La récente
décision du Vatican d’entamer une procédure pour
la béatification de Pie XII a suscité une levée
de boucliers dans certains courants de l’opinion juive.
Si l’on
peut en comprendre la raison dans l’arène politique on
en comprend moins ses fondements dans l’arène de la religion.
Il y a en effet peut être du côté juif des attentes
envers la Papauté et plus largement le christianisme qui sont
irréalistes. Les Juifs ne constituent nullement une église
du christianisme pour qu’ils se sentent engagés par les
positions du Vatican au point de réclamer et d’exiger.
« Les Juifs sont nos frères aînés »
avait dit Jean Paul II. Certes, même si c’est une façon
amicale de parler de l’antériorité révolue
du judaïsmes, mais ce sont des frères séparés.

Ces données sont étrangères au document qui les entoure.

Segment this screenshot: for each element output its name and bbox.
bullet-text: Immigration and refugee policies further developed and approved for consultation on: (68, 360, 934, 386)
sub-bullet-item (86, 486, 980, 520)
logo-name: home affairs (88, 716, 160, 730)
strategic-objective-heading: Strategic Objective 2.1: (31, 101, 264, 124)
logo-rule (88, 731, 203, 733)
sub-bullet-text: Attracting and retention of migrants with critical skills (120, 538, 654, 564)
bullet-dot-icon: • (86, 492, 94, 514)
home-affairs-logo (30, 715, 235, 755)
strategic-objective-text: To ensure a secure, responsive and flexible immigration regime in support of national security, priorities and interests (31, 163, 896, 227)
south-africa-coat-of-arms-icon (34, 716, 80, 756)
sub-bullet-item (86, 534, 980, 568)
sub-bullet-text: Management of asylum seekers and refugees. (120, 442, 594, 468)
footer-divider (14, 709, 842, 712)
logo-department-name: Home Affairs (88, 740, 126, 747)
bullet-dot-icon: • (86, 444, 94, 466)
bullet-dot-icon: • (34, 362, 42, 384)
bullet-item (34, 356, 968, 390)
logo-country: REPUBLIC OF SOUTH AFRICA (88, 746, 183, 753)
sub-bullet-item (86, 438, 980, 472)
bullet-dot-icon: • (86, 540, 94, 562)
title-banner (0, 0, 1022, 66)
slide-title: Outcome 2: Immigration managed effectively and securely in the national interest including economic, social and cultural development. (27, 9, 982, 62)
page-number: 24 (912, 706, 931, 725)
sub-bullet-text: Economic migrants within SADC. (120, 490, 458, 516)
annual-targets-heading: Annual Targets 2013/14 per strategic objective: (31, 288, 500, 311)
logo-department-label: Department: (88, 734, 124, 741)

Le judaïsme n’est pas le christianisme et vice versa.
L’Église
est un pouvoir qui défend ses propres intérêts
et il faut connaître dans ses fondements l’identité
chrétienne pour savoir qu’elle a un problème structurel
dans son rapport au judaïsme et au peuple juif, qui ne pourra
pas changer sous peine de n’être plus ce qu’elle
est. Si, sur le plan religieux, le rapport possible est extrêmement
limité, il en est autrement sur le plan politique, non pas,
donc, le plan théologique mais celui du rapport des identités
dans l’arène publique.
Ce côté
semble avoir totalement échappé aux activistes du dialogue
judéo-chrétien alors qu’il est le plus important
pour les Juifs aujourd’hui. Or, de ce côté, il
y a beaucoup à dire. Je remarque que, comme pour le voyage
de Benoît XVI en Israël et en Cisjordanie, les leaders
d’opinion n’ont comme prisme de regard que la mémoire
de la Shoa. L’attention s’était alors fixée
sure la visite du pape à Yad VaShem et pas du tout, comme je
l’avais fait remarquer dans un éditorial antérieur,
sur ses déclarations aux Palestiniens tout à fait partiales
et aux profondes conséquences pour la nature de la reconnaissance
de l’État d’Israël par le Vatican.
C’est la
même chose cette fois-ci : on se focalise sur Pie XII mais on
ne dit rien sur la politique papale qui s’annonce concernant
le sort des chrétiens dans les pays d’Islam. Le Vatican
s’alarme, après un long silence diplomatique, sur leur
extinction programmée et les persécutions et les massacres
dont ils sont l’objet dans de nombreux pays. Et que trouve-t-il
pour expliquer leur situation ? Non pas l’intolérance
de sociétés où le fondamentalisme fait rage mais
le conflit israélo-palestinien, dénonçant «
l’occupation israélienne de territoires palestiniens
» qui rend la vie difficile aux chrétiens. Qu’en
est-il des massacres au Nigéria, il y a quelques jours, aux
Philippines, au Pakistan, des attentats contre les Coptes en Égypte,
des persécutions en Algérie ?
Sans compter que
le Vatican se rend coupable d’un négationnisme, conscient
ou inconscient : celui de l’expulsion ou de l’exclusion
du judaïsme sépharade de 10 pays arabo-musulmans de 1940
à 1970, signe avant coureur de la poussée vers la sortie
des Arabes chrétiens aujourd’hui et de ce que bientôt
le monde musulman ne comportera plus de non musulmans.
La boucle est
bouclée : l’élément qui infirme l’idée
que le conflit israélo-palestinien résulte de l’occupation
est élidée pour renforcer l’accusation d’Israël
comme fauteur de troubles.
Voilà où
est le scandale de la position du Vatican.
*Éditorial
sur Radio J le vendredi 22 janvier 2010.